**LSTM Implementation**

**Prepare Dataset**

In [1]:
import cv2
import torch
import numpy as np
from torch.utils.data import TensorDataset, DataLoader
import torch.utils.data as data_utils
import torch.nn as nn
from torchvision import models
import os
import system

ModuleNotFoundError: No module named 'cv2'

In [2]:
folder_path = "C:/Users/juhye/Desktop/Current Files/플젝/SlurryViscNet/data_repository/segmented_video"
video_files = [f for f in os.listdir(folder_path) if f.endswith('.mp4')]

print(len(video_files))

video_paths = [os.path.join(folder_path, f) for f in video_files]

2


In [None]:
input_video_path = "C:/Users/juhye/Desktop/Current Files/플젝/SlurryViscNet/data_repository/segmented_video/output_flag_input2.mp4"

videos = []

for path in video_paths:
    cap = cv2.VideoCapture(input_video_path)
    fps = int(cap.get(cv2.CAP_PROP_FPS))
    frame_width = int(cap.get(cv2.CAP_PROP_FRAME_WIDTH))
    frame_height = int(cap.get(cv2.CAP_PROP_FRAME_HEIGHT))

    frames = []
    i = 0

    while True:
        ret, frame = cap.read()
        if not ret:
            break

        frame = cv2.cvtColor(frame, cv2.COLOR_BGR2RGB)
        frame = frame / 255.0
        frames.append(frame)
    cap.release()
    video_np = np.array(frames, dtype=np.float32)  # Shape: [T, H, W, C]

    videos.append(video_np) 

video_datas_np = np.array(videos, dtype=np.float32) # Shape: [N, T, H, W, C]

video_tensor = torch.tensor(video_np).permute(0, 1, 4, 2, 3) # Shape: [N, T, C, H, W]
labels_tensor = torch.rand(video_tensor.shape[0], video_tensor.shape[1])

print("Video tensor shape:", video_tensor.shape)

In [18]:
train_dataset = TensorDataset(video_tensor, labels_tensor)
train_loader = DataLoader(dataset = train_dataset, batch_size= 4, shuffle= True)

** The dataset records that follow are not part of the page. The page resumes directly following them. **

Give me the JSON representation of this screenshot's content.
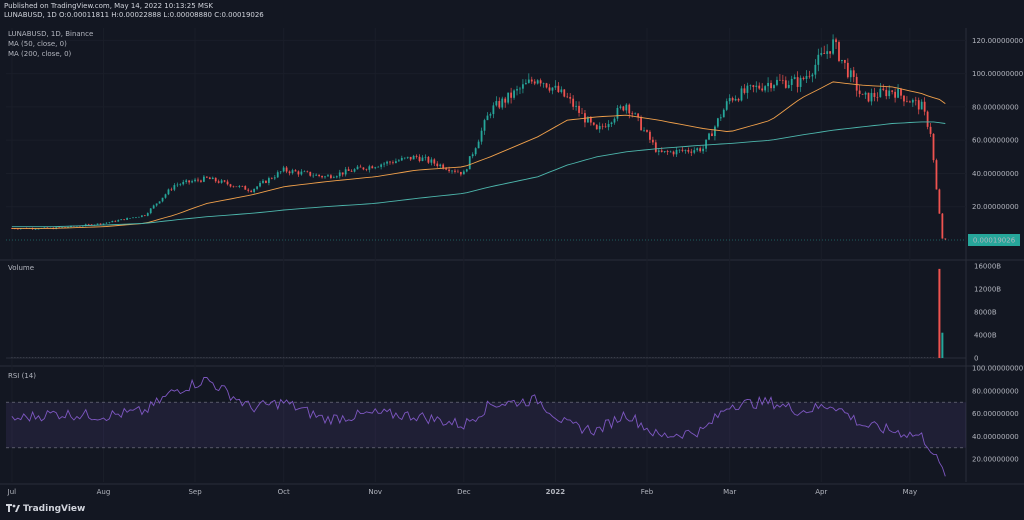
{
  "header": {
    "published": "Published on TradingView.com, May 14, 2022 10:13:25 MSK",
    "ohlc": "LUNABUSD, 1D, Binance",
    "ohlc_line": "LUNABUSD, 1D  O:0.00011811  H:0.00022888  L:0.00008880  C:0.00019026"
  },
  "legend": {
    "symbol": "LUNABUSD, 1D, Binance",
    "ma50": "MA (50, close, 0)",
    "ma200": "MA (200, close, 0)",
    "volume": "Volume",
    "rsi": "RSI (14)"
  },
  "last_price_label": "0.00019026",
  "footer": {
    "brand": "TradingView"
  },
  "colors": {
    "up": "#26a69a",
    "down": "#ef5350",
    "ma50": "#f0a04b",
    "ma200": "#4db6ac",
    "rsi": "#7e57c2",
    "bg": "#131722",
    "grid": "#1e222d"
  },
  "chart_data": [
    {
      "type": "candlestick",
      "title": "LUNABUSD, 1D, Binance",
      "x_ticks": [
        "Jul",
        "Aug",
        "Sep",
        "Oct",
        "Nov",
        "Dec",
        "2022",
        "Feb",
        "Mar",
        "Apr",
        "May"
      ],
      "y_ticks": [
        "120.00000000",
        "100.00000000",
        "80.00000000",
        "60.00000000",
        "40.00000000",
        "20.00000000"
      ],
      "ylim": [
        0,
        125
      ],
      "series": [
        {
          "name": "LUNABUSD close (approx.)",
          "x": [
            "2021-07-01",
            "2021-07-15",
            "2021-08-01",
            "2021-08-15",
            "2021-08-25",
            "2021-09-05",
            "2021-09-20",
            "2021-10-01",
            "2021-10-15",
            "2021-11-01",
            "2021-11-15",
            "2021-12-01",
            "2021-12-10",
            "2021-12-26",
            "2022-01-05",
            "2022-01-15",
            "2022-01-25",
            "2022-02-05",
            "2022-02-20",
            "2022-03-01",
            "2022-03-15",
            "2022-03-25",
            "2022-04-05",
            "2022-04-15",
            "2022-04-25",
            "2022-05-05",
            "2022-05-08",
            "2022-05-10",
            "2022-05-12",
            "2022-05-13"
          ],
          "values": [
            7,
            7,
            10,
            15,
            33,
            37,
            30,
            42,
            38,
            45,
            50,
            40,
            78,
            98,
            85,
            65,
            82,
            52,
            55,
            85,
            95,
            95,
            118,
            85,
            90,
            80,
            65,
            30,
            1,
            0.0002
          ]
        },
        {
          "name": "MA (50, close, 0)",
          "values": [
            7,
            7,
            8,
            10,
            15,
            22,
            27,
            32,
            35,
            38,
            42,
            44,
            50,
            62,
            72,
            74,
            75,
            72,
            67,
            65,
            72,
            85,
            95,
            93,
            92,
            88,
            86,
            85,
            84,
            82
          ]
        },
        {
          "name": "MA (200, close, 0)",
          "values": [
            8,
            8,
            9,
            10,
            12,
            14,
            16,
            18,
            20,
            22,
            25,
            28,
            32,
            38,
            45,
            50,
            53,
            55,
            57,
            58,
            60,
            63,
            66,
            68,
            70,
            71,
            71,
            71,
            70,
            70
          ]
        }
      ]
    },
    {
      "type": "bar",
      "title": "Volume",
      "y_ticks": [
        "16000B",
        "12000B",
        "8000B",
        "4000B",
        "0"
      ],
      "ylim": [
        0,
        16000
      ],
      "series": [
        {
          "name": "Volume",
          "x": [
            "2022-05-11",
            "2022-05-12"
          ],
          "values": [
            15500,
            4400
          ]
        }
      ]
    },
    {
      "type": "line",
      "title": "RSI (14)",
      "y_ticks": [
        "100.00000000",
        "80.00000000",
        "60.00000000",
        "40.00000000",
        "20.00000000"
      ],
      "ylim": [
        0,
        100
      ],
      "bands": [
        30,
        70
      ],
      "series": [
        {
          "name": "RSI (14)",
          "values": [
            55,
            60,
            58,
            62,
            80,
            90,
            65,
            70,
            55,
            60,
            58,
            50,
            68,
            72,
            50,
            45,
            60,
            40,
            45,
            68,
            70,
            62,
            68,
            50,
            45,
            40,
            30,
            20,
            10,
            8
          ]
        }
      ]
    }
  ]
}
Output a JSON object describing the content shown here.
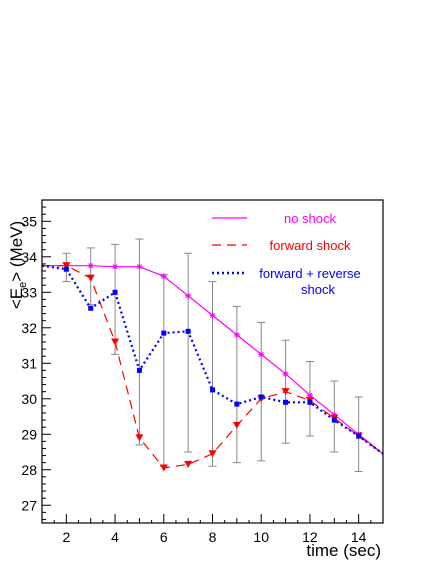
{
  "chart_data": {
    "type": "line",
    "title": "",
    "xlabel": "time (sec)",
    "ylabel_parts": {
      "open": "<E",
      "sub": "e",
      "close": "> (MeV)"
    },
    "xlim": [
      1,
      15
    ],
    "ylim": [
      26.5,
      35.6
    ],
    "xticks": [
      2,
      4,
      6,
      8,
      10,
      12,
      14
    ],
    "yticks": [
      27,
      28,
      29,
      30,
      31,
      32,
      33,
      34,
      35
    ],
    "grid": false,
    "legend_position": "top-right",
    "series": [
      {
        "name": "no shock",
        "color": "#ff00ff",
        "line_style": "solid",
        "marker": "star",
        "x": [
          1,
          2,
          3,
          4,
          5,
          6,
          7,
          8,
          9,
          10,
          11,
          12,
          13,
          14,
          15
        ],
        "y": [
          33.75,
          33.75,
          33.75,
          33.72,
          33.72,
          33.45,
          32.9,
          32.35,
          31.8,
          31.25,
          30.7,
          30.1,
          29.55,
          29.0,
          28.45
        ]
      },
      {
        "name": "forward shock",
        "color": "#ff0000",
        "line_style": "dashed",
        "marker": "triangle-down",
        "x": [
          1,
          2,
          3,
          4,
          5,
          6,
          7,
          8,
          9,
          10,
          11,
          12,
          13,
          14,
          15
        ],
        "y": [
          33.75,
          33.75,
          33.4,
          31.6,
          28.9,
          28.05,
          28.15,
          28.45,
          29.25,
          30.0,
          30.2,
          29.95,
          29.45,
          28.95,
          28.45
        ]
      },
      {
        "name": "forward + reverse shock",
        "name_lines": [
          "forward + reverse",
          "shock"
        ],
        "color": "#0000ff",
        "line_style": "dotted",
        "marker": "square",
        "x": [
          1,
          2,
          3,
          4,
          5,
          6,
          7,
          8,
          9,
          10,
          11,
          12,
          13,
          14,
          15
        ],
        "y": [
          33.75,
          33.65,
          32.55,
          33.0,
          30.8,
          31.85,
          31.9,
          30.25,
          29.85,
          30.05,
          29.9,
          29.9,
          29.4,
          28.95,
          28.45
        ]
      }
    ],
    "error_bars": {
      "color": "#888888",
      "x": [
        2,
        3,
        4,
        5,
        6,
        7,
        8,
        9,
        10,
        11,
        12,
        13,
        14
      ],
      "y": [
        33.7,
        33.45,
        32.8,
        31.6,
        30.8,
        31.3,
        30.7,
        30.4,
        30.2,
        30.2,
        30.0,
        29.5,
        29.0
      ],
      "err": [
        0.4,
        0.8,
        1.55,
        2.9,
        2.7,
        2.8,
        2.6,
        2.2,
        1.95,
        1.45,
        1.05,
        1.0,
        1.05
      ]
    }
  }
}
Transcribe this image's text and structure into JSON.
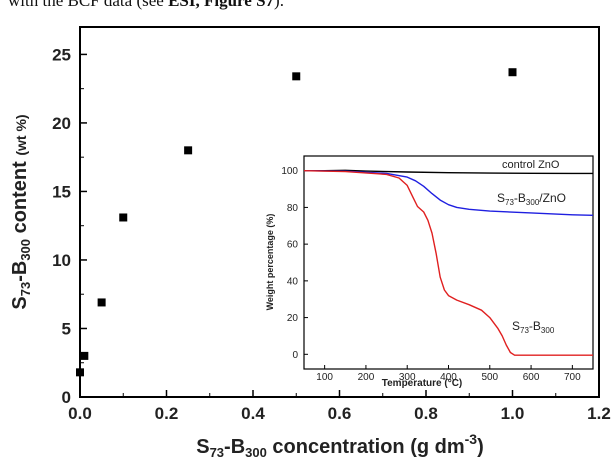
{
  "caption": {
    "prefix": "with the BCF data (see ",
    "bold": "ESI, Figure S7",
    "suffix": ")."
  },
  "chart_data": [
    {
      "type": "scatter",
      "title": "",
      "xlabel": {
        "main": "S",
        "sub1": "73",
        "mid": "-B",
        "sub2": "300",
        "rest": " concentration (g dm",
        "sup": "-3",
        "end": ")"
      },
      "ylabel": {
        "main": "S",
        "sub1": "73",
        "mid": "-B",
        "sub2": "300",
        "rest": " content ",
        "unit": "(wt %)"
      },
      "xlim": [
        0,
        1.2
      ],
      "ylim": [
        0,
        27
      ],
      "xticks": [
        "0.0",
        "0.2",
        "0.4",
        "0.6",
        "0.8",
        "1.0",
        "1.2"
      ],
      "yticks": [
        "0",
        "5",
        "10",
        "15",
        "20",
        "25"
      ],
      "xtick_values": [
        0,
        0.2,
        0.4,
        0.6,
        0.8,
        1.0,
        1.2
      ],
      "ytick_values": [
        0,
        5,
        10,
        15,
        20,
        25
      ],
      "marker": "square",
      "marker_color": "#000000",
      "x": [
        0,
        0.01,
        0.05,
        0.1,
        0.25,
        0.5,
        1.0
      ],
      "y": [
        1.8,
        3.0,
        6.9,
        13.1,
        18.0,
        23.4,
        23.7
      ],
      "grid": false
    },
    {
      "type": "line",
      "title": "",
      "xlabel": "Temperature (°C)",
      "ylabel": "Weight percentage (%)",
      "xlim": [
        50,
        750
      ],
      "ylim": [
        -8,
        108
      ],
      "xticks": [
        "100",
        "200",
        "300",
        "400",
        "500",
        "600",
        "700"
      ],
      "yticks": [
        "0",
        "20",
        "40",
        "60",
        "80",
        "100"
      ],
      "xtick_values": [
        100,
        200,
        300,
        400,
        500,
        600,
        700
      ],
      "ytick_values": [
        0,
        20,
        40,
        60,
        80,
        100
      ],
      "grid": false,
      "series": [
        {
          "name": "control ZnO",
          "color": "#000000",
          "x": [
            50,
            100,
            150,
            200,
            300,
            400,
            500,
            600,
            700,
            750
          ],
          "y": [
            100,
            100,
            100.2,
            99.8,
            99.3,
            98.9,
            98.7,
            98.6,
            98.5,
            98.5
          ]
        },
        {
          "name": "S73-B300/ZnO",
          "label": {
            "main": "S",
            "sub1": "73",
            "mid": "-B",
            "sub2": "300",
            "rest": "/ZnO"
          },
          "color": "#1f1fe0",
          "x": [
            50,
            150,
            250,
            300,
            320,
            340,
            360,
            380,
            400,
            420,
            450,
            500,
            600,
            700,
            750
          ],
          "y": [
            100,
            99.7,
            98.5,
            96.5,
            94.5,
            91.5,
            87.5,
            84,
            81.5,
            80,
            79,
            78,
            77,
            76,
            75.7
          ]
        },
        {
          "name": "S73-B300",
          "label": {
            "main": "S",
            "sub1": "73",
            "mid": "-B",
            "sub2": "300",
            "rest": ""
          },
          "color": "#e02020",
          "x": [
            50,
            150,
            250,
            280,
            300,
            315,
            325,
            340,
            350,
            360,
            370,
            380,
            390,
            400,
            420,
            450,
            480,
            500,
            520,
            530,
            540,
            550,
            560,
            600,
            700,
            750
          ],
          "y": [
            100,
            99.5,
            98,
            96,
            92,
            85,
            80.5,
            77.5,
            73,
            66,
            55,
            42,
            35,
            32,
            29.5,
            27,
            24,
            20,
            14,
            10,
            5,
            1,
            -0.5,
            -0.5,
            -0.5,
            -0.5
          ]
        }
      ]
    }
  ]
}
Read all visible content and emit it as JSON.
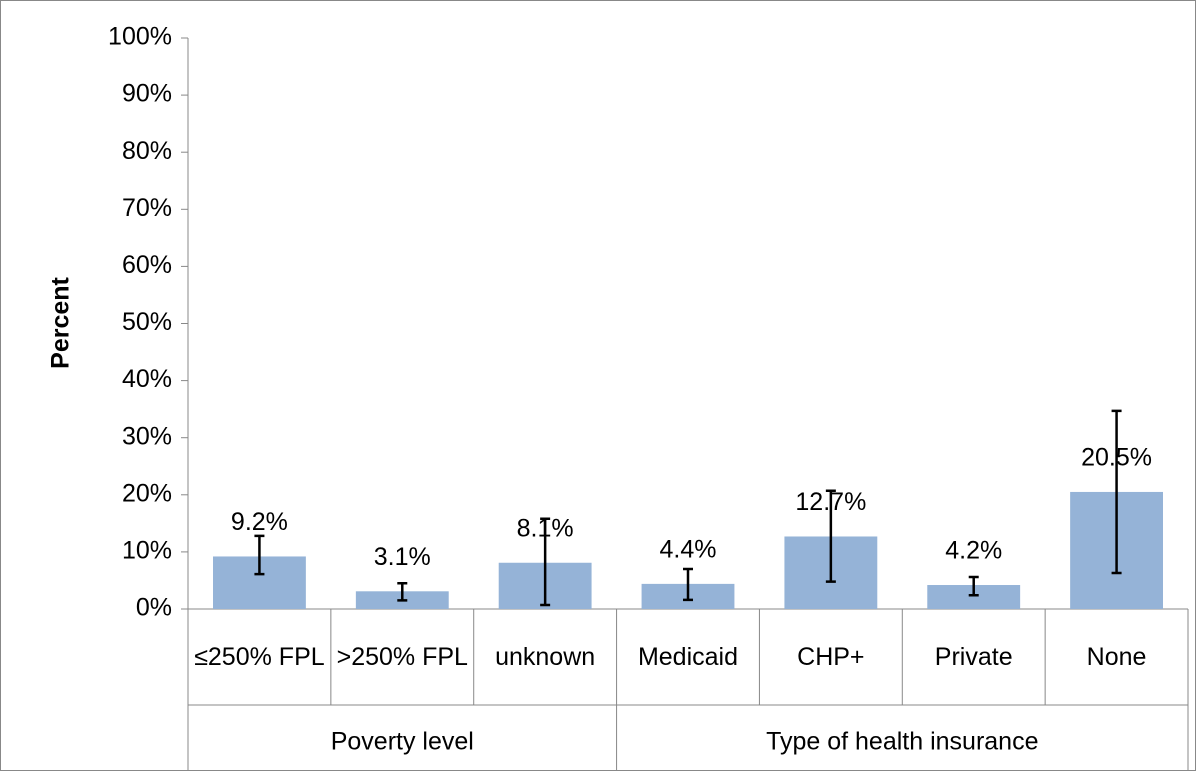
{
  "chart_data": {
    "type": "bar",
    "y_label": "Percent",
    "categories": [
      "≤250% FPL",
      ">250% FPL",
      "unknown",
      "Medicaid",
      "CHP+",
      "Private",
      "None"
    ],
    "groups": [
      {
        "label": "Poverty level",
        "size": 3
      },
      {
        "label": "Type of health insurance",
        "size": 4
      }
    ],
    "values": [
      9.2,
      3.1,
      8.1,
      4.4,
      12.7,
      4.2,
      20.5
    ],
    "value_labels": [
      "9.2%",
      "3.1%",
      "8.1%",
      "4.4%",
      "12.7%",
      "4.2%",
      "20.5%"
    ],
    "error_low": [
      6.1,
      1.5,
      0.7,
      1.6,
      4.8,
      2.4,
      6.3
    ],
    "error_high": [
      12.8,
      4.5,
      15.8,
      7.0,
      20.7,
      5.6,
      34.7
    ],
    "color": "#95b3d7",
    "ylim": [
      0,
      100
    ],
    "yticks": [
      {
        "value": 0,
        "label": "0%"
      },
      {
        "value": 10,
        "label": "10%"
      },
      {
        "value": 20,
        "label": "20%"
      },
      {
        "value": 30,
        "label": "30%"
      },
      {
        "value": 40,
        "label": "40%"
      },
      {
        "value": 50,
        "label": "50%"
      },
      {
        "value": 60,
        "label": "60%"
      },
      {
        "value": 70,
        "label": "70%"
      },
      {
        "value": 80,
        "label": "80%"
      },
      {
        "value": 90,
        "label": "90%"
      },
      {
        "value": 100,
        "label": "100%"
      }
    ],
    "grid": false
  }
}
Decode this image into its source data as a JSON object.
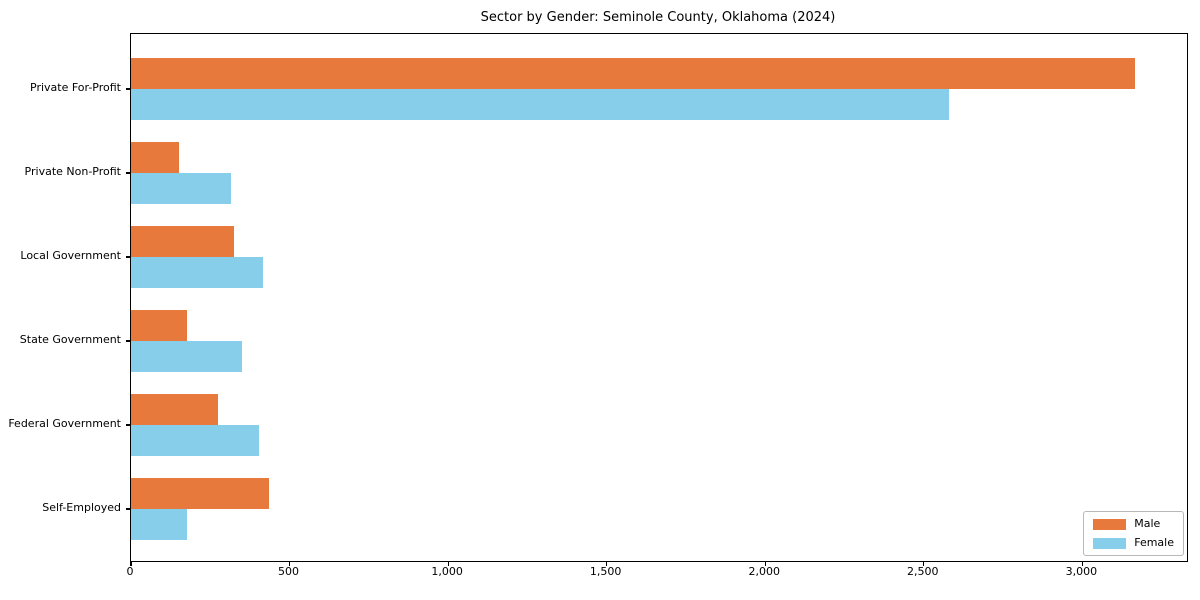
{
  "chart_data": {
    "type": "bar",
    "orientation": "horizontal",
    "title": "Sector by Gender: Seminole County, Oklahoma (2024)",
    "categories": [
      "Private For-Profit",
      "Private Non-Profit",
      "Local Government",
      "State Government",
      "Federal Government",
      "Self-Employed"
    ],
    "series": [
      {
        "name": "Male",
        "color": "#e8793d",
        "values": [
          3165,
          150,
          325,
          175,
          275,
          435
        ]
      },
      {
        "name": "Female",
        "color": "#87ceeb",
        "values": [
          2580,
          315,
          415,
          350,
          405,
          175
        ]
      }
    ],
    "xlabel": "",
    "ylabel": "",
    "xlim": [
      0,
      3330
    ],
    "x_ticks": [
      0,
      500,
      1000,
      1500,
      2000,
      2500,
      3000
    ],
    "x_tick_labels": [
      "0",
      "500",
      "1,000",
      "1,500",
      "2,000",
      "2,500",
      "3,000"
    ],
    "grid": false,
    "legend": {
      "position": "lower right",
      "entries": [
        "Male",
        "Female"
      ]
    }
  }
}
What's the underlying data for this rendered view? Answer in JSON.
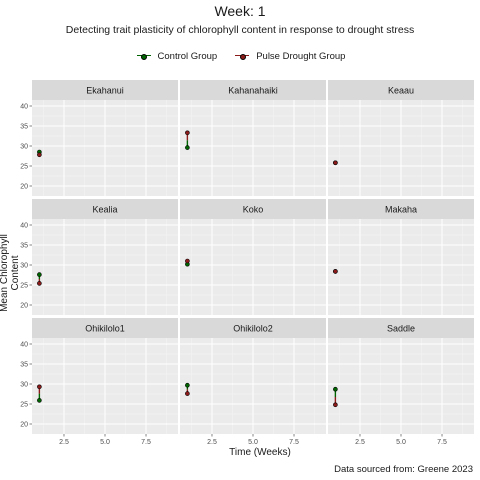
{
  "chart_data": {
    "type": "scatter",
    "title": "Week: 1",
    "subtitle": "Detecting trait plasticity of chlorophyll content in response to drought stress",
    "xlabel": "Time (Weeks)",
    "ylabel": "Mean Chlorophyll Content",
    "caption": "Data sourced from: Greene 2023",
    "legend_position": "top",
    "grid": true,
    "xlim": [
      0.55,
      9.45
    ],
    "ylim": [
      17.5,
      41.5
    ],
    "xticks": [
      "2.5",
      "5.0",
      "7.5"
    ],
    "yticks": [
      "20",
      "25",
      "30",
      "35",
      "40"
    ],
    "series": [
      {
        "name": "Control Group",
        "color": "#006400"
      },
      {
        "name": "Pulse Drought Group",
        "color": "#8B1A1A"
      }
    ],
    "facets": [
      {
        "label": "Ekahanui",
        "x": 1,
        "control": 28.5,
        "drought": 27.8
      },
      {
        "label": "Kahanahaiki",
        "x": 1,
        "control": 29.6,
        "drought": 33.3
      },
      {
        "label": "Keaau",
        "x": 1,
        "control": 25.8,
        "drought": 25.8
      },
      {
        "label": "Kealia",
        "x": 1,
        "control": 27.6,
        "drought": 25.4
      },
      {
        "label": "Koko",
        "x": 1,
        "control": 30.2,
        "drought": 31.0
      },
      {
        "label": "Makaha",
        "x": 1,
        "control": 28.4,
        "drought": 28.4
      },
      {
        "label": "Ohikilolo1",
        "x": 1,
        "control": 25.9,
        "drought": 29.3
      },
      {
        "label": "Ohikilolo2",
        "x": 1,
        "control": 29.7,
        "drought": 27.6
      },
      {
        "label": "Saddle",
        "x": 1,
        "control": 28.7,
        "drought": 24.8
      }
    ]
  }
}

**Resnet-LSTM Architecture**

In [19]:

class ViscosityEstimator(nn.Module):
    def __init__(self, cnn_model='resnet18', lstm_hidden_size=128, lstm_layers=2):
        super(ViscosityEstimator, self).__init__()
        
        # Pre-trained CNN
        self.cnn = getattr(models, cnn_model)(pretrained=True)
        self.cnn = nn.Sequential(*list(self.cnn.children())[:-1])  # 1st component is for classification > remove
        self.cnn_out_features = 512
        
        # LSTM
        self.lstm = nn.LSTM(input_size=self.cnn_out_features, 
                            hidden_size=lstm_hidden_size, 
                            num_layers=lstm_layers, 
                            batch_first=True)
        
        # Fully connected
        self.fc = nn.Linear(lstm_hidden_size, 1)
    
    def forward(self, x):
        """ x: (batch_size, sequence_length, channels, height, width)"""
        batch_size, seq_len, channels, height, width = x.size()

        cnn_features = []

        for t in range(seq_len):
            frame = x[:, t, :, :, :] 
            frame_features = self.cnn(frame)
            frame_features = frame_features.view(batch_size, -1) 
            cnn_features.append(frame_features)
        
        cnn_features = torch.stack(cnn_features, dim=1)
        lstm_out, _ = self.lstm(cnn_features)
        lstm_last_out = lstm_out[:, -1, :]
        
        viscosity = self.fc(lstm_last_out)  # (batch_size, 1)
        
        return viscosity


**Training Code**

In [None]:
import torch.optim as optim

model = ViscosityEstimator(cnn_model='resnet18', lstm_hidden_size=128, lstm_layers=2)
criterion = nn.MSELoss()
optimizer = optim.Adam(model.parameters(), lr=1e-4)

In [None]:
num_epochs = 1
device = 'cuda' if torch.cuda.is_available() else 'cpu'

for epoch in range(num_epochs):
    model.train()
    for inputs, targets in train_loader:
        inputs, targets = inputs.to(device), targets.to(device)
        
        optimizer.zero_grad()
        outputs = model(inputs)
        loss = criterion(outputs, targets)
        loss.backward()
        optimizer.step()
    
    print(f"Epoch {epoch + 1}, Loss: {loss.item()}")